Patent Cooperation Treaty (as in force from April 1, 2002) allows an inventor to file a single "International Application" (commonly known as the PCT OR WIPO application) and thereafter file subsequent "National Phase Application" in each of the contracting states that are part of the PCT treaty. By default, each of the contracting states are designated when an International Application is filed.
The PCT application in itself does not result in the grant of the patent. The inventor/applicant has to subsequently enter a national or regional phase by filing a subsequent application in the contracting states/country. In order to enter into the national phase, the applicant has a time period of 30 or 31 months depending on the country where entry into the National Phase is desired.
The PCT application is usually published after 18 months from the filing date of the PCT application. Further, an International Search Report is usually provided by an International Search Authority that is used by National Patent Offices as well as the applicant to assess the patentability of the invention covered in the International Patent Application.
Patent applications are considered to be in the same family if they have at least priority claim identical. Examples of family member are Continuation application, continuation in part, divisional application, patent of addition. In order to determine the family information, one can look up the family information in patent databases such as Delphion, Micropatent, Total Patent, and QPAT. There are a few free patent databases also that provide information about the family members.
In order to determine the family information when a PCT number is available, one can search the WIPO site and check the national phase information corresponding to the PCT application.

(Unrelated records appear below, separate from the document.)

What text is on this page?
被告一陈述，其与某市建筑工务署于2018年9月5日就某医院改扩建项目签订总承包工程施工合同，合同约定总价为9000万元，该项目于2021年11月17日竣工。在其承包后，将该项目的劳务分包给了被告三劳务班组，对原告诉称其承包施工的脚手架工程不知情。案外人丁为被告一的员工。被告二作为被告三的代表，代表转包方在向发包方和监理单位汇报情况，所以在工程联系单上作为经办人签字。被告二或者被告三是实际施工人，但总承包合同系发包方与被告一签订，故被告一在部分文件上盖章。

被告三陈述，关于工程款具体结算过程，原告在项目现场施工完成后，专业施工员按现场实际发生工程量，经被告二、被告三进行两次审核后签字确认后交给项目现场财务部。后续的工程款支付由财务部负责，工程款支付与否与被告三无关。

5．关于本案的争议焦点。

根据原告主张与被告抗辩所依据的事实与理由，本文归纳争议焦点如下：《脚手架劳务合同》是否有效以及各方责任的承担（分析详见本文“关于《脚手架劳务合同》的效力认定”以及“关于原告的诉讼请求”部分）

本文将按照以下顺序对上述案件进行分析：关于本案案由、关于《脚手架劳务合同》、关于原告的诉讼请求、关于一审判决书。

One of the problems that patent professionals will face while searching for corresponding national phase patent application numbers for a PCT application is that information will be available for certain patent offices and will be missing for certain other patent offices.

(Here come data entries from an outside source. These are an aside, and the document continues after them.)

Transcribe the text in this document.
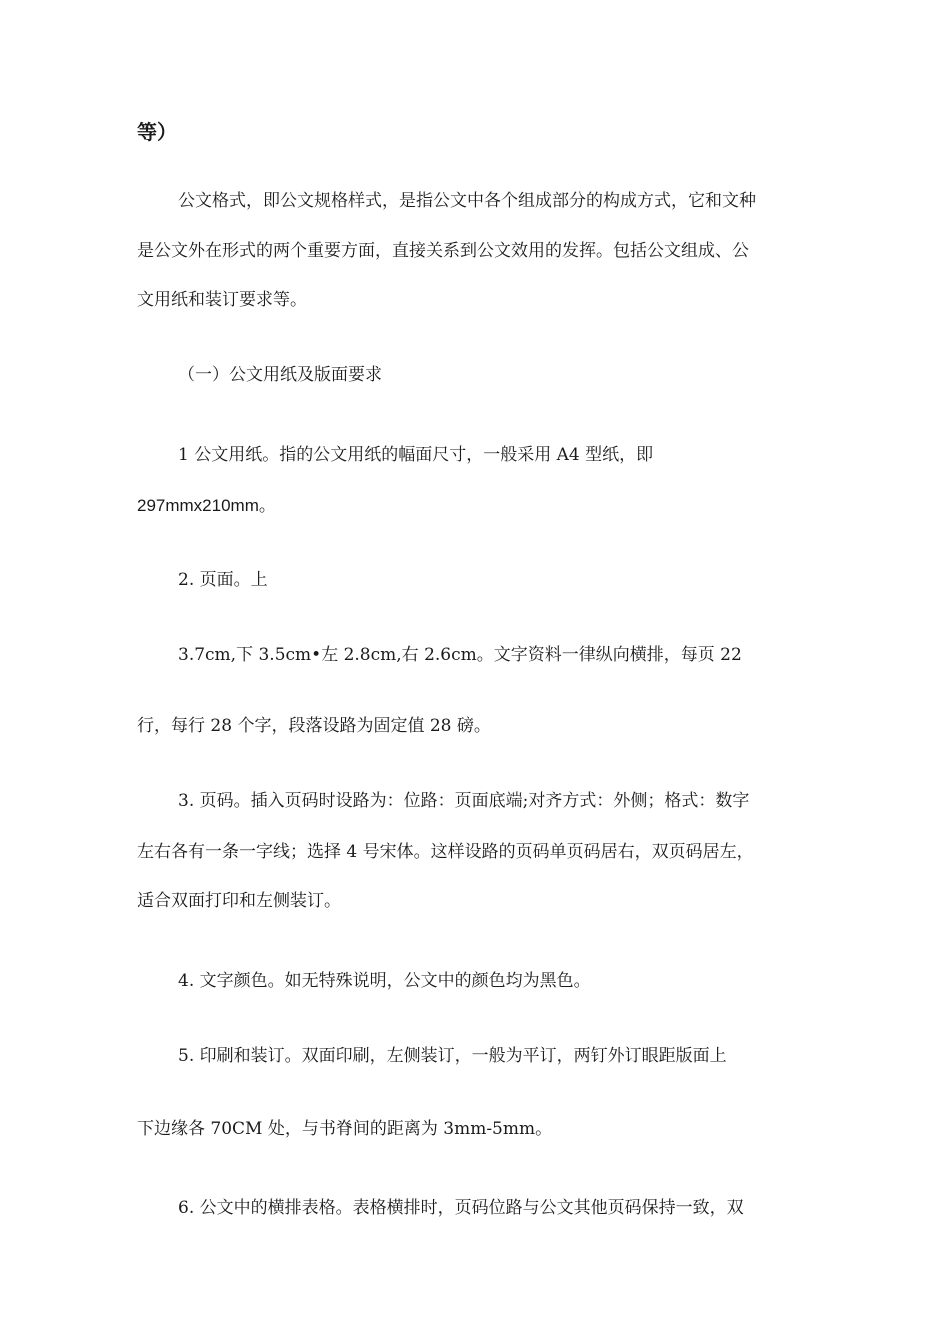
等）
公文格式，即公文规格样式，是指公文中各个组成部分的构成方式，它和文种
是公文外在形式的两个重要方面，直接关系到公文效用的发挥。包括公文组成、公
文用纸和装订要求等。
（一）公文用纸及版面要求
1 公文用纸。指的公文用纸的幅面尺寸，一般采用 A4 型纸，即
297mmx210mm。
2. 页面。上
3.7cm,下 3.5cm•左 2.8cm,右 2.6cm。文字资料一律纵向横排，每页 22
行，每行 28 个字，段落设路为固定值 28 磅。
3. 页码。插入页码时设路为：位路：页面底端;对齐方式：外侧；格式：数字
左右各有一条一字线；选择 4 号宋体。这样设路的页码单页码居右，双页码居左，
适合双面打印和左侧装订。
4. 文字颜色。如无特殊说明，公文中的颜色均为黑色。
5. 印刷和装订。双面印刷，左侧装订，一般为平订，两钉外订眼距版面上
下边缘各 70CM 处，与书脊间的距离为 3mm-5mm。
6. 公文中的横排表格。表格横排时，页码位路与公文其他页码保持一致，双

The primary reason for this is that regional patent offices fail to inform the WIPO office about the status of the National Phase Application. Other reasons include lack of timely updates on the WIPO site about national phase status and unpublished application in the national phase.
If you are aware that a certain PCT application has entered the National Phase and the corresponding number is not available on sites such as Delphion, Espacenet.com, and WIPO, then how do you determine the correct number.
The first and the foremost thing to do is mark certain information such as Assignee, Inventor, Title and Priorty date. Thereafter, using one of Assignee, Inventor, Title or Priorty date, perform a search on the regional patent office site. In case of India, you can search on sites such as bigpatents and IPO.
You may get more than one results for your query. In order to finalize and determine the correct national phase application, compare the priority date of each patent application that was returned based on the query to the priority date of the PCT application.
The application for which the priority date matches with the PCT is your national phase application corresponding to the PCT application.